The second reason I think Nipsey garnered so much respect is that he openly told his story about gang life in Los Angeles, how he came up through the Rolling 60s Crips, and the good, bad, and ugly of what that meant for his life. I can’t think of another modern rapper has ever been quite as transparent about this as Nipsey had – and one of the only reasons he was able to be so transparent, to be honest, was because he was independent and controlled and owned his own music. Labels would’ve never allowed it. He didn’t glorify violence or gang life – and let me be honest here – sometimes that has happened in hip hop – where, in the name of simply telling stories – violence or drugs are glorified – but that truly was not what Nipsey was doing. He was very a documentarian of hood life – how he had escaped some of the pitfalls – but also how he wanted to still stay in the neighborhood that produced him so he could give back.
And that really leads me to my third and final reason why Nipsey had earned so much respect and admiration from hip hop artists and fans alike. Now a lot of people want to compare him to Tupac, and I get that, he even compared himself to Pac sometimes, but Nipsey, to me, was what we might’ve seen from Tupac if Pac had lived 10 years longer. We forget that Tupac was just 25 years old when he was killed.
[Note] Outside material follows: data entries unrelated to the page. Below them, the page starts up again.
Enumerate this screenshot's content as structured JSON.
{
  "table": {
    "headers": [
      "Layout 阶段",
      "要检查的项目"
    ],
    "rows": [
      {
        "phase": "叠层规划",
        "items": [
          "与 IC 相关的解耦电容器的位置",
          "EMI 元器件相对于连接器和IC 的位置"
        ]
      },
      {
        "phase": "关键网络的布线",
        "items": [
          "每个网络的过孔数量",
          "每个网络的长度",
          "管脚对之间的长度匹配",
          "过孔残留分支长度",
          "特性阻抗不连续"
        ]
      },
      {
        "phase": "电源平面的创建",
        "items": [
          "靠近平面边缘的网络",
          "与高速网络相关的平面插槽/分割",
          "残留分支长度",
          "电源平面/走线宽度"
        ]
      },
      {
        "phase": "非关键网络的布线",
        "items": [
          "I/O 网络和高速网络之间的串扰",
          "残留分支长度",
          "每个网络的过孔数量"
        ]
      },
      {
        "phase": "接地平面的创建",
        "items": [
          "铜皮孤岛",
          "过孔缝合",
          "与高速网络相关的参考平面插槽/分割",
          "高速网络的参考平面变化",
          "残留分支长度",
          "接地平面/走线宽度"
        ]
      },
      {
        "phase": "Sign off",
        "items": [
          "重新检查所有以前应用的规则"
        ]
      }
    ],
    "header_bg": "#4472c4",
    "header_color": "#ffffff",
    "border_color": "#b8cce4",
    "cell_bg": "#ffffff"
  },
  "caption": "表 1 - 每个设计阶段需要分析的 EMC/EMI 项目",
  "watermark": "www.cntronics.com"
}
And we never really got to see Tupac grow up and mature. And that’s exactly what we got to witness with Nipsey.
He started buying up properties all over South Central, Los Angeles and encouraged people who listened to his music to do the very same thing. He started opening up successful businesses in Los Angeles. He started a co-working space right there in the hood – in a place where traditional businesses just wouldn’t go. He opened up an academic training center for young students. He opened up a barber shop, a clothing store, a fresh fish market, and then, instead of just renting those spaces, bought out the entire strip mall where the businesses were located. He employed people from the community that others refused to hire – and the businesses were successful, and beloved, and safe.
They had all really been declared a neutral safe zone for everybody to visit and enjoy. And it was right there, in front of his businesses, that he was shot and killed. He never stood a chance.
I’ve watched the security footage closely of the man who killed him. The LAPD has announced a new suspect early this morning – and in the footage – this man calmly and cooly walks right up to Nipsey to kill him. Two other men are shot, but that man was clearly there to kill Nipsey -and as everybody else fled – the shooter calmly stayed there until he was clear that Nipsey was dead.
I’ve gotta run, but it’s an absolutely horrible loss for our community, for hip hop, for Los Angeles, for Nipsey’s family, and really for our nation. Nipsey was a rare leader. And once again – painfully – we are going to have to just wonder who and what he would’ve become had his life not been cut short.
I’ll close with this – I’ve never seen brothers in hip hop so hurt.